Monday, March 23, 2009

Willing Supplicants to Jealous Gods

After having read my small part of Ovid's Metamorphoses and thinking of it throughout class today, I simply could not reconcile the humanistic view of the Greek civilization with the idea of jealous, domineering gods who always always get their way. I asked Prof. Sexson about it just after class, and we had a pretty interesting, if short, discussion about this idea.

Think about humanism, this system of thought in which the individual is glorified, wherein human achievement is not only appreciated but expected. Think about it... Creation! Could there be anything so wonderful as this. We, acting as gods ourselves, create. Regardless of discipline, intent, or circumstance, we create. We cannot help it. Even the simple course of day to day life is a sort of creation. We bring ourselves into being, and we define ourselves as we choose.
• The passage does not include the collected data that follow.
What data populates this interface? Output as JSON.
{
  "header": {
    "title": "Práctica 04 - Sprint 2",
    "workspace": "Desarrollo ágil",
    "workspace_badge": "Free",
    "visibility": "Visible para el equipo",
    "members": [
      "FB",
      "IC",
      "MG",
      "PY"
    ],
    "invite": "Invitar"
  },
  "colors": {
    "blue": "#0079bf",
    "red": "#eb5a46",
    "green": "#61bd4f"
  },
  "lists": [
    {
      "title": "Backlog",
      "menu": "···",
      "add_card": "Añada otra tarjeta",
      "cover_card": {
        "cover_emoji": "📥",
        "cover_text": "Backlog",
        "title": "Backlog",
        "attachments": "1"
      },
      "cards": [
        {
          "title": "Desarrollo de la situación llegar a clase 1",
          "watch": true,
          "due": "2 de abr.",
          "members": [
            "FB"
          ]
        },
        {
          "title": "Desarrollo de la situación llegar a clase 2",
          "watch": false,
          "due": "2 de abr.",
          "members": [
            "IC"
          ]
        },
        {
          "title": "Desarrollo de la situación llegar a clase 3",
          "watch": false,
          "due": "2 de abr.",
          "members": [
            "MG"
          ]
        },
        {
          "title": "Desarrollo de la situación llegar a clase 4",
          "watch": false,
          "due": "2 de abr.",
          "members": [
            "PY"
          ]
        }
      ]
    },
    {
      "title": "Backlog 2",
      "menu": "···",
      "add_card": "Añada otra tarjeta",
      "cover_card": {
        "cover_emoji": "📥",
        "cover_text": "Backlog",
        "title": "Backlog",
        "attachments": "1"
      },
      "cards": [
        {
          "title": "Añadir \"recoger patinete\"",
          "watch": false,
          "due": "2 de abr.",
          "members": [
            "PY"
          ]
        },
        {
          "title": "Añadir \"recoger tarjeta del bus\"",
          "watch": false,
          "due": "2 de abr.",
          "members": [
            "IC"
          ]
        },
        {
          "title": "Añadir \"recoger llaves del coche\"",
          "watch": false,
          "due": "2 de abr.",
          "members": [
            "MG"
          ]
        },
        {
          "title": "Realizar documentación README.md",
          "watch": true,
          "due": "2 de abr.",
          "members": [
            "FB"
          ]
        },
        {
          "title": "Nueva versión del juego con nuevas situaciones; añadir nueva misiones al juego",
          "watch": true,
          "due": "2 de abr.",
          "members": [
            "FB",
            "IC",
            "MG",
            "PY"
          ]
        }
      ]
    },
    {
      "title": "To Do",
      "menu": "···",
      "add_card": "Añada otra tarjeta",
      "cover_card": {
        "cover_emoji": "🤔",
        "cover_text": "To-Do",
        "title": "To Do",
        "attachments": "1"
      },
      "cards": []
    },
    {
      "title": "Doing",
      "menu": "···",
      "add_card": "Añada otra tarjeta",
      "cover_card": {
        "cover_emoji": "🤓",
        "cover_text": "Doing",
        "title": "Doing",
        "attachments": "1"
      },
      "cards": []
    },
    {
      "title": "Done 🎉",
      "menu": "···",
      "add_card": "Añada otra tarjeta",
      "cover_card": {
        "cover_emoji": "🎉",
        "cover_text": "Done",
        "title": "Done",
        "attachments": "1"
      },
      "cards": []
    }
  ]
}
How can there be, in this time of utmost enlightenment, of achievement and movement, how can there be room in this world for superstition, for the cruel reign of gods and goddesses? How could these men prostrate themselves before an idea not contained within their own being? The greatness we strive for without lives in wait within. How could these men, particularly the men of ideas and wonder, how could they not see this? How could they make themselves so...lowly.

Fyodor Dostoevsky, in his Brothers Karamazov, says simply "So long as man remains free he strives for nothing so incessantly and so painfully as to find some one to worship." We actively seek out places to fall and lords to worship. Why? Because standing on our own two feet, without any sort of safety net or eternal scapegoat, is too terrifying.

And yet...

Who are these gods we worship? For the Greeks, they were love embodied in Aphrodite or war embodied in Ares. Wisdom lives through Athena and mischief reigns in Hermes. These are but attributes after all! We define these things we cannot see, hear, or explain within the body of a human being! The fact that we make them live forever as something "not human" betrays only wishful thinking...or the fact that these attributes live on as man lives on. There has always been love and wisdom and as long as we live, it lives in us.

Prof. Sexson said it is the defiance of the gods that is revolutionary here. Though they are all-powerful and though the individual gets torn apart in the end, the idea of even challenging the gods is revolutionary and humanistic. As humans, we are as powerful as the gods, we can be better than they are, sing sweeter, weave better.... but they will conquer us. The abstract concepts of love or hate, death or wisdom, will always hold sway, regardless of our circumstance or any ability. Because these concepts live in all, they will win in all and are inescapable. In this lies the true "will of the gods".